Why it works: The median minimizes the sum of absolute deviations. Any number larger than the median would increase the total moves contributed by the smaller half of the array, and any number smaller than the median would increase the total moves contributed by the larger half. Thus, the median is the optimal target.
Python Solution
from typing import List
class Solution:
def minMoves2(self, nums: List[int]) -> int:
nums.sort()
median = nums[len(nums) // 2]
moves = 0
for num in nums:
moves += abs(num - median)
return moves
The solution first sorts nums to access the median directly. The median is found at index len(nums) // 2, and a loop computes the sum of absolute differences between each element and the median. The result is the minimum number of moves, leveraging the statistical property of the median.
Go Solution
import (
"sort"
"math"
)
func minMoves2(nums []int) int {
sort.Ints(nums)
median := nums[len(nums)/2]
moves := 0
for _, num := range nums {
moves += int(math.Abs(float64(num - median)))
}
return moves
}
In Go, we use sort.Ints to sort the slice. Since math.Abs works with floats, we convert the integer difference to float64 and back to int. The logic is identical to Python, iterating over the slice to sum absolute differences to the median.
Worked Examples
Example 1: nums = [1,2,3]
Sort the array: [1,2,3]
Median: 2
Moves: abs(1-2) + abs(2-2) + abs(3-2) = 1 + 0 + 1 = 2
| Step | nums | median | moves |
|---|---|---|---|
| Initial | [1,2,3] | 2 | 0 |
| Element 1 | [1,2,3] | 2 | 1 |
| Element 2 | [1,2,3] | 2 | 1 |
| Element 3 | [1,2,3] | 2 | 2 |
Example 2: nums = [1,10,2,9]
Sort: [1,2,9,10]
Median: 9 (or 2 also works, sum is same)
Moves: abs(1-9)+abs(2-9)+abs(9-9)+abs(10-9) = 8+7+0+1=16
| Step | nums | median | moves |
|---|---|---|---|
| Initial | [1,2,9,10] | 9 | 0 |
| Element 1 | 9 | 8 | |
| Element 2 | 9 | 15 | |
| Element 3 | 9 | 15 | |
| Element 4 | 9 | 16 |
Complexity Analysis
| Measure | Complexity | Explanation |
|---|---|---|
| Time | O(n log n) | Sorting the array dominates; summing differences is O(n) |
| Space | O(1) | Only constant extra space is used; sorting in place if allowed |
Sorting determines the overall time complexity. Computing the sum of absolute differences is linear, which is negligible compared to sorting for large arrays. No additional data structures are required, making the space complexity constant.
Test Cases
# Provided examples
assert Solution().minMoves2([1,2,3]) == 2 # Simple 3-element array
assert Solution().minMoves2([1,10,2,9]) == 16 # Mixed small and large numbers
# Edge cases
assert Solution().minMoves2([1]) == 0 # Single element, no moves needed
assert Solution().minMoves2([5,5,5,5]) == 0 # All elements equal
assert Solution().minMoves2([-1,-10,0,10]) == 20 # Includes negative numbers
# Large numbers
assert Solution().minMoves2([-10**9, 10**9]) == 2000000000 # Large extremes
assert Solution().minMoves2([1]*100000) == 0 # Large array with identical values
| Test | Why |
|---|---|
[1,2,3] |
Simple, small array |
[1,10,2,9] |
Mixed small and large numbers |
[1] |
Single element edge case |
[5,5,5,5] |
All elements equal edge case |
[-1,-10,0,10] |
Negative numbers included |
[-10^9, 10^9] |
Extreme values test integer limits |
[1]*100000 |
Large input with identical values |
Edge Cases
Single element array: With only one number, no moves are required. The implementation handles this automatically since the loop over nums computes abs(num - median), which is zero.

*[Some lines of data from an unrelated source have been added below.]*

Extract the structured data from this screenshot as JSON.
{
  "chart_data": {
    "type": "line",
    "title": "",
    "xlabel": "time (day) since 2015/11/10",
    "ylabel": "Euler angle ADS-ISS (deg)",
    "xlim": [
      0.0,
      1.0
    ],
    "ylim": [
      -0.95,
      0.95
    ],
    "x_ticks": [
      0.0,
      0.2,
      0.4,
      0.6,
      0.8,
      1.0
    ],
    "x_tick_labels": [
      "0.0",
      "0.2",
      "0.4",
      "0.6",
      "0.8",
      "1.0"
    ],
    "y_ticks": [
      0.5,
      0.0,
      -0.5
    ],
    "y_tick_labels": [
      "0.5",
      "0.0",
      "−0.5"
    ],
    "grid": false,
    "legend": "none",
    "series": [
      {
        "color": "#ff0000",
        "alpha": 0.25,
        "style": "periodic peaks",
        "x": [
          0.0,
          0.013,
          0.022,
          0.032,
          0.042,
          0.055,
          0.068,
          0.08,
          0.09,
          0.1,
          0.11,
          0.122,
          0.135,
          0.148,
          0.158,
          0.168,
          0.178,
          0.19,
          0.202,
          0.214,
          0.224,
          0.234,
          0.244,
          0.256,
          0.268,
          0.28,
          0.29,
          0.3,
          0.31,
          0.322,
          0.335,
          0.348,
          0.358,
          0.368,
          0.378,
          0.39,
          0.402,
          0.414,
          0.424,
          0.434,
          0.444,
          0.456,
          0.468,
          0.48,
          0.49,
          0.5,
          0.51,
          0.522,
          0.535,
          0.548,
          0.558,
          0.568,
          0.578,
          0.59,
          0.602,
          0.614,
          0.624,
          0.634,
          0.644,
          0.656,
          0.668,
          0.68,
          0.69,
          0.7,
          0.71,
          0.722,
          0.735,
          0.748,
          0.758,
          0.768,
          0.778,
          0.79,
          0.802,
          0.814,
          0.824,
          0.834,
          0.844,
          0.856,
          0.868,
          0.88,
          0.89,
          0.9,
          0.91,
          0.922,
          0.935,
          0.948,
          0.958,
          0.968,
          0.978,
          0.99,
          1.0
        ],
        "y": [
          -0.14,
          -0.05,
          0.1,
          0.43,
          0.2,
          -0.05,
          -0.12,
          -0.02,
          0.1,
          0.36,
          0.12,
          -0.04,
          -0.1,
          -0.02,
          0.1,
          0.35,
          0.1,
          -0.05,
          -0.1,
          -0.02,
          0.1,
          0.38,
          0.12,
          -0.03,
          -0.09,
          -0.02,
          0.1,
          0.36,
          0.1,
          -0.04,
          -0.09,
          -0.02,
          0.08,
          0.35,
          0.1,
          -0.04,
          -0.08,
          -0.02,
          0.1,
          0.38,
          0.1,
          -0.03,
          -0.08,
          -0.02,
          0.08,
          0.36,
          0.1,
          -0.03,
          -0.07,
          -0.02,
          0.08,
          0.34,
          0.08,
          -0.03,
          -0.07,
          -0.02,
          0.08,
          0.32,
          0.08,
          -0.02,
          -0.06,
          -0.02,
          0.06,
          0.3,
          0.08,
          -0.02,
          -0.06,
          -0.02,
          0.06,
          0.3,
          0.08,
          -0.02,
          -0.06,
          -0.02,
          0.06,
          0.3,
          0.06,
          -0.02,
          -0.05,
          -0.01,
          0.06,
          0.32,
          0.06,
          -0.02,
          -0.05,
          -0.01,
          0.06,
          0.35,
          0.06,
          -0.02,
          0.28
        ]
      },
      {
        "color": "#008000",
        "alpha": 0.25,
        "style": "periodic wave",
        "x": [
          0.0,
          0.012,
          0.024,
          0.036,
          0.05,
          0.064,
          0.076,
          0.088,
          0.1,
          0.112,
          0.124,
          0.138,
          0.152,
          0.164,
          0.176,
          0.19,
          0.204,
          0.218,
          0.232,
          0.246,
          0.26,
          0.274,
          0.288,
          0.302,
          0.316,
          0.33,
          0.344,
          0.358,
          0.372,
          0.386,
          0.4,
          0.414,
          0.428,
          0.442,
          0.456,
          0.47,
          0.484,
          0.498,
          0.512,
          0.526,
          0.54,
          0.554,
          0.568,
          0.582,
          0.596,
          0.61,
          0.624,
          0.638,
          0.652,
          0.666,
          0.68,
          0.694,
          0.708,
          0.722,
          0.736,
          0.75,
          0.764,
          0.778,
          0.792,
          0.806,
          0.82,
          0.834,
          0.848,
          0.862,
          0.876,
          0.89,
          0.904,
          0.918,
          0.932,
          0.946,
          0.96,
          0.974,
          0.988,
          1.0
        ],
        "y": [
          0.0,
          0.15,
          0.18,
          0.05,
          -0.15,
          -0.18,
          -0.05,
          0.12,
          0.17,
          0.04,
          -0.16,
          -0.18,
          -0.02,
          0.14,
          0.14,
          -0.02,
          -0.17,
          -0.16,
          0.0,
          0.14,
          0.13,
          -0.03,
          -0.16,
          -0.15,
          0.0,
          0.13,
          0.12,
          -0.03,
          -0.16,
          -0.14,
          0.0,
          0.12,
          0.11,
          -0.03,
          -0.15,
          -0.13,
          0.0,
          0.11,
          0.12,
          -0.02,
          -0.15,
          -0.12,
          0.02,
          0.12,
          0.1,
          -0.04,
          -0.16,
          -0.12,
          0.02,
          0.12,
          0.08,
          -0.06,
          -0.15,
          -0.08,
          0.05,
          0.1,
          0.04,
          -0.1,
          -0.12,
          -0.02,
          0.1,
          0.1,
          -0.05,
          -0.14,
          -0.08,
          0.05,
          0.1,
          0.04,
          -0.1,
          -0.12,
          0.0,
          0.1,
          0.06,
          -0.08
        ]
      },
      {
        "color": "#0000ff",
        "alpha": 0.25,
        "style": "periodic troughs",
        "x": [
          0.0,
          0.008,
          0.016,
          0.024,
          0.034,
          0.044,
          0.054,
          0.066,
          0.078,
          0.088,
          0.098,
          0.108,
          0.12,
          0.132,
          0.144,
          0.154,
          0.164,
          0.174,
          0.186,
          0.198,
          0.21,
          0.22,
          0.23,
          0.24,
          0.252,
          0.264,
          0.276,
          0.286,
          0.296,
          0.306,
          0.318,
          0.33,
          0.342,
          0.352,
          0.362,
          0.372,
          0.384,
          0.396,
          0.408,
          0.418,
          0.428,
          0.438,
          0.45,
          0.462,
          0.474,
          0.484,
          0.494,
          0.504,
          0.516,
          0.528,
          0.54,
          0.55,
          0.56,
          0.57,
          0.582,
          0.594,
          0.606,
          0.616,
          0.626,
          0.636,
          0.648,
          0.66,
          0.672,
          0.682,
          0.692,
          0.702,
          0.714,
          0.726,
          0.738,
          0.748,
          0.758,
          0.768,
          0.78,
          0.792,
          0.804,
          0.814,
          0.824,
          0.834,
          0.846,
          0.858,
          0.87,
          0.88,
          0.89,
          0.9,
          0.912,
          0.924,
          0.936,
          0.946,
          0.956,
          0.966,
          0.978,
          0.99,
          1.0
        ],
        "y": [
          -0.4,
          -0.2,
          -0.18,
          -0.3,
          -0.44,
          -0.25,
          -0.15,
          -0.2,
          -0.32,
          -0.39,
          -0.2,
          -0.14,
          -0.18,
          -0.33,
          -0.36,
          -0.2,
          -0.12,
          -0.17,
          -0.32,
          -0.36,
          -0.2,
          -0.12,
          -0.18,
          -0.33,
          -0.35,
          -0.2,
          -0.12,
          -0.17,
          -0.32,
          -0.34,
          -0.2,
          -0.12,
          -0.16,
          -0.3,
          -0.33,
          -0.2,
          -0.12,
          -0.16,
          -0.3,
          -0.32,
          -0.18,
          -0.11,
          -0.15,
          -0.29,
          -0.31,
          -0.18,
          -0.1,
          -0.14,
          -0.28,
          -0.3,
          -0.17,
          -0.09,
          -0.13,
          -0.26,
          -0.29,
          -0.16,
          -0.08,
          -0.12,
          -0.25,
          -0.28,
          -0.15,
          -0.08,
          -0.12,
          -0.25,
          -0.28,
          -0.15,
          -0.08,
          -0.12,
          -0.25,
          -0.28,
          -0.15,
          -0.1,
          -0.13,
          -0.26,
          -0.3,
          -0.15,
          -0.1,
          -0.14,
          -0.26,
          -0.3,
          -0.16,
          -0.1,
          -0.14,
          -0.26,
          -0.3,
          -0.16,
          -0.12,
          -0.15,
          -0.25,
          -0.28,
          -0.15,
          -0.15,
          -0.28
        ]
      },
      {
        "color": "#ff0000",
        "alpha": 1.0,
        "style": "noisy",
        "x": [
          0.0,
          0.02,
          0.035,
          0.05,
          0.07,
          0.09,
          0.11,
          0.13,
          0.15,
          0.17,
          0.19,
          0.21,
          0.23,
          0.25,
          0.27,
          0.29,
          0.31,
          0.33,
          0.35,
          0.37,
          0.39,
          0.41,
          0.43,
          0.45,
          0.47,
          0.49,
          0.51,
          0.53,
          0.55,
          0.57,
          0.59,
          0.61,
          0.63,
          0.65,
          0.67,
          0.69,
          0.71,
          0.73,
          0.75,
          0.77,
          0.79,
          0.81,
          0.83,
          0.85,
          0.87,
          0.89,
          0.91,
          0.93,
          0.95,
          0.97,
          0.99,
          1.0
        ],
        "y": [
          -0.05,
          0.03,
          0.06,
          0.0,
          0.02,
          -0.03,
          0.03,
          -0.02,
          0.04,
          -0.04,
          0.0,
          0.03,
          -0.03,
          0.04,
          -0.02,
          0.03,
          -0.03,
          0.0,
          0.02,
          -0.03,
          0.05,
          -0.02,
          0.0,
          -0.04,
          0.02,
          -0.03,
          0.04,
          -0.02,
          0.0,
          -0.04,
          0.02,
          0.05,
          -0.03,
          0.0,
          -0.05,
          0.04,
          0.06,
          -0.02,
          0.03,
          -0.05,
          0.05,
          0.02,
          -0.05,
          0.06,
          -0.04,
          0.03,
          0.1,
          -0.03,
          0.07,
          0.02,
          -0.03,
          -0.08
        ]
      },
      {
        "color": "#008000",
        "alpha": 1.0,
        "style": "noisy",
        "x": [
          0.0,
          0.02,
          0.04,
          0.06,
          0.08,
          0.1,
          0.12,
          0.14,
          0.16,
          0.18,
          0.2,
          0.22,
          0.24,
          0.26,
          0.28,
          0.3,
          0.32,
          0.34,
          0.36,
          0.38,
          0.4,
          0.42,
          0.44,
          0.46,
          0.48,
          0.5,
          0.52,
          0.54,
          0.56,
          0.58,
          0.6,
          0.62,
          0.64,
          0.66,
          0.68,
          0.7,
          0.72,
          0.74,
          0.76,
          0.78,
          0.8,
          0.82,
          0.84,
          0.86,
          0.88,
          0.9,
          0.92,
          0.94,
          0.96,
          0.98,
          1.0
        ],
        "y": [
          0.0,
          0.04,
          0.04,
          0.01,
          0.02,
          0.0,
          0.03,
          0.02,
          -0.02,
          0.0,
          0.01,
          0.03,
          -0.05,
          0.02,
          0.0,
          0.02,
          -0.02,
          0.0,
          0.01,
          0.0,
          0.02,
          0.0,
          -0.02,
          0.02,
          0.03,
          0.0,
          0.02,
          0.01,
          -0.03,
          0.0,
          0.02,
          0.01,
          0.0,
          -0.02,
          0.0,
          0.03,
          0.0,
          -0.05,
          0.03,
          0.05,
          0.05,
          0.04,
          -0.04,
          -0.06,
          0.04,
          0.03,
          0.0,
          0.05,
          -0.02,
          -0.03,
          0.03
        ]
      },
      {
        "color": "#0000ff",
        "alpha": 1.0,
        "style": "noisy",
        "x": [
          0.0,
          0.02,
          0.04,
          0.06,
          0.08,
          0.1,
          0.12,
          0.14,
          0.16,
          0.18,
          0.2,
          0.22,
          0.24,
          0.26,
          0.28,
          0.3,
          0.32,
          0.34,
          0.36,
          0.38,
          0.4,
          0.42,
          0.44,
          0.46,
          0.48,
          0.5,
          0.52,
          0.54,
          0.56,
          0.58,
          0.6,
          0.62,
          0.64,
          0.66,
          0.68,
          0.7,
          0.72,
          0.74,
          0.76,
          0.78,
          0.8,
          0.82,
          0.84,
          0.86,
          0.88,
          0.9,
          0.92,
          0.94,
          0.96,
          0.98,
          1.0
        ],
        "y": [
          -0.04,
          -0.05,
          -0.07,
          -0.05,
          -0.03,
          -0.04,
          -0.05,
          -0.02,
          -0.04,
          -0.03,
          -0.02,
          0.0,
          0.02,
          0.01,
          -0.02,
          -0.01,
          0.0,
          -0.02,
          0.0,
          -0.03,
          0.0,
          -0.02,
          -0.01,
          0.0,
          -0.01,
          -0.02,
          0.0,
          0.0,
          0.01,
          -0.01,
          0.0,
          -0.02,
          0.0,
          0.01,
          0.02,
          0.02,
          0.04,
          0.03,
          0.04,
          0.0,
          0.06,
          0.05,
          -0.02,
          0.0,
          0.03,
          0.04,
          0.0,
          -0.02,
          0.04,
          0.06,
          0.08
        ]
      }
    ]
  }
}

All elements equal: If all elements are the same, the median is the element itself. The loop sums abs(num - median), resulting in 0.
Negative numbers and extremes: The array may include very large positive or negative numbers. The algorithm works correctly because absolute difference calculations handle negative numbers naturally. Sorting handles the full integer range without overflow, and the 32-bit answer guarantee ensures moves does not exceed integer limits.